Fauci also maintained ties with George Gao, PhD, head of the Chinese Center for Disease Control and Prevention. When Gao learned Fauci was receiving threats, he wrote to check in. Fauci thanked him and assured him that, "All is well despite some crazy people in this world."
In one email, Fauci got a Google News alert with his name, with an article titled, "Cuomo Crush and Fauci Fever -- Sexualization of These Men Is a Real Thing on the Internet." Fauci forwarded the note, encouraging the redacted recipient to open the link: "It will blow your mind," he wrote. "Our society is really totally nuts."
Law Firm Rallies Anti-Vax Sentiment
One New York law firm is stirring up a substantial amount of attention around challenging vaccine mandates, .
Siri & Glimstad is serving as co-counsel in a vaccine mandate case against the Durham County Sheriff's Office in North Carolina, and has sent warning letters to a nursing home in Wisconsin and to Rutgers and Princeton universities in New Jersey.

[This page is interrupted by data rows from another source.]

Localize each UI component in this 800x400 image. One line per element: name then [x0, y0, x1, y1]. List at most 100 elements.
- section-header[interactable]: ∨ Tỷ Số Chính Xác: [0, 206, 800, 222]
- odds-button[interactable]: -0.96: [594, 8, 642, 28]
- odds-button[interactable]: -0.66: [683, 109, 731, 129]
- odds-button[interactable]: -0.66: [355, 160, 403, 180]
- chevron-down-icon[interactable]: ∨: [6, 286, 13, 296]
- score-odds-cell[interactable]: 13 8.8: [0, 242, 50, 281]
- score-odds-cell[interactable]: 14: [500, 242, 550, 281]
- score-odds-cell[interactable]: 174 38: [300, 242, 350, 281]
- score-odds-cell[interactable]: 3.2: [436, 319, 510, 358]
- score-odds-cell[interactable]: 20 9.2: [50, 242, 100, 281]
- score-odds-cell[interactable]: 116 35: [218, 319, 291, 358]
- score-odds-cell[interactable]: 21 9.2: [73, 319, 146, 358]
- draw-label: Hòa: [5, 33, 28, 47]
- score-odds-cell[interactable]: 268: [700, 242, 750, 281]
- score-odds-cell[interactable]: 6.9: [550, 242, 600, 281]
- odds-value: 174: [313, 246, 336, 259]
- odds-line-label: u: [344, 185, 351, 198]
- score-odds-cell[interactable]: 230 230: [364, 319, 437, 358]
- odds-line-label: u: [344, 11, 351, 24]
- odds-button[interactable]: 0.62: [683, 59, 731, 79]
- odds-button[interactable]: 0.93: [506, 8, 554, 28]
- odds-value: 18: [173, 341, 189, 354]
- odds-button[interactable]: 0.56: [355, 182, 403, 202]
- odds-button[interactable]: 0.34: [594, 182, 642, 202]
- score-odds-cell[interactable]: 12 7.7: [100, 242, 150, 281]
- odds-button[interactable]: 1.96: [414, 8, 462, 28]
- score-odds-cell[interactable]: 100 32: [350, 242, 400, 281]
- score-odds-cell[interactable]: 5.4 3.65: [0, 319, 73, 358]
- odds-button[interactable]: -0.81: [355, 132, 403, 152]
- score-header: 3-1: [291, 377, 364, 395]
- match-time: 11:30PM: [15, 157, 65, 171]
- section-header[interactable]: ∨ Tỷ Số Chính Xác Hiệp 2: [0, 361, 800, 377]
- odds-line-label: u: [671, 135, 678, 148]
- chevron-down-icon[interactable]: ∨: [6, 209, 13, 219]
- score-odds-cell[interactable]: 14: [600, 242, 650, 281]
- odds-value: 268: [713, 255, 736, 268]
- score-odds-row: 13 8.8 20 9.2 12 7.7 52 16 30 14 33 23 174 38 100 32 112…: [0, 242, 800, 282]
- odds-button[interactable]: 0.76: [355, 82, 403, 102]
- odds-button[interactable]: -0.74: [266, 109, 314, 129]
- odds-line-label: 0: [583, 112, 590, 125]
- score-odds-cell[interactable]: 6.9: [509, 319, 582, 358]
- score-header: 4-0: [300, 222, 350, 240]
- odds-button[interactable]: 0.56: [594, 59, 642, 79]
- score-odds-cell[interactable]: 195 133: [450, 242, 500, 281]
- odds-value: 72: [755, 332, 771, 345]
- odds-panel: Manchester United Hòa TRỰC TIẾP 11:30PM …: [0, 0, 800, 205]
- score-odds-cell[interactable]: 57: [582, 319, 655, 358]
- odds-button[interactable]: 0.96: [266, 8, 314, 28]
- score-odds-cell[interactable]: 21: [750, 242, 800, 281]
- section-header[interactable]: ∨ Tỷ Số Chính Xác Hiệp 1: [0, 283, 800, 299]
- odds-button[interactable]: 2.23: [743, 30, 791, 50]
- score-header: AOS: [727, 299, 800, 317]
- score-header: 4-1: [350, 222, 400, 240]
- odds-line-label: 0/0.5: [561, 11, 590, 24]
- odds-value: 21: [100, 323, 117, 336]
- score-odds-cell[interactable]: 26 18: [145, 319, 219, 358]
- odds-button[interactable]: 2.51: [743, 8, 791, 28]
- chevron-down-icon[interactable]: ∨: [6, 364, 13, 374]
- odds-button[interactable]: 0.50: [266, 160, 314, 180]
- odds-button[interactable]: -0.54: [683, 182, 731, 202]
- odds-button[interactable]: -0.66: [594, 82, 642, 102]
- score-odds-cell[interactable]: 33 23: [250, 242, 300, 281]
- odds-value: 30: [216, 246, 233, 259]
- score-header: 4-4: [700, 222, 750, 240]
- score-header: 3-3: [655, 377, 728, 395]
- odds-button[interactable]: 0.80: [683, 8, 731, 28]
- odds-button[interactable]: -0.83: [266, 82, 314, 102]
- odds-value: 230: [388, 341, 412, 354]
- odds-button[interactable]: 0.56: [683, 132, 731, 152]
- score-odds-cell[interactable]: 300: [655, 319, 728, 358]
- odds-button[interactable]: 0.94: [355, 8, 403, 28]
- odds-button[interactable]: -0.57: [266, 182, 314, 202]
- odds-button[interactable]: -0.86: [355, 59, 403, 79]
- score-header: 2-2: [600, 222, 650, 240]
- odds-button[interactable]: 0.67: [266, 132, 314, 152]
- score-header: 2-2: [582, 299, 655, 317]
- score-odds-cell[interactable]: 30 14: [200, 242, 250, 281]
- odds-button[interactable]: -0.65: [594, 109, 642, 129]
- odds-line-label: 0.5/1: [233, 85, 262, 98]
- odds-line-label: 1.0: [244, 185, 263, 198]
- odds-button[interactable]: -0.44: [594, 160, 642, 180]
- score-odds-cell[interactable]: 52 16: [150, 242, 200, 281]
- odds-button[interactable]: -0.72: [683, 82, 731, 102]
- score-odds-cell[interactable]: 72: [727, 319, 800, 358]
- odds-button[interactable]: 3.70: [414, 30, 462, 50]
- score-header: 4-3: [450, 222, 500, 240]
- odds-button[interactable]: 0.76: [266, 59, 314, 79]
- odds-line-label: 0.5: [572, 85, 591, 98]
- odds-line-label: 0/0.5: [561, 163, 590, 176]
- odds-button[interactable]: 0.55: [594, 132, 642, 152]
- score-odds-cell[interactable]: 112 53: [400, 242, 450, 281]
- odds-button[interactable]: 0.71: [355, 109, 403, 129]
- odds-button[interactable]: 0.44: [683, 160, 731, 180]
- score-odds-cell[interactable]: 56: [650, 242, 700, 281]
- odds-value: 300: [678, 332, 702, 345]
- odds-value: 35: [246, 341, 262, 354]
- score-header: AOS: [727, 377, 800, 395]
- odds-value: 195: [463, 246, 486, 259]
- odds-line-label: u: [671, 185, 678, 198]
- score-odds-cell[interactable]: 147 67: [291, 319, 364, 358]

One Texas non-profit, the Informed Consent Action Network (ICAN), has previously put out a call for plaintiffs who want to challenge mandates and pledged support to them. The group has connections to Siri & Glimstad; in their 2019 tax filing, the most recent year for which data were available, ICAN paid the firm $1.3 million.
In their letters and challenges, Siri & Glimstad have argued that mandating shots that only have emergency use authorization is illegal and unenforceable, and have also pointed to the Nuremberg Code when making accusations about violating ethics around human experimentation.
The firm, however, wasn't involved in a recent lawsuit by employees against Houston Methodist's vaccine mandate. Its influence also appears to be slowing in that ICAN has said it is no longer seeking plaintiffs, according to the Washington Post. In addition, the Equal Employment Opportunity Commission has said businesses can mandate vaccinations for employees, and both Moderna and Pfizer have submitted applications to the FDA for full approval of their vaccines.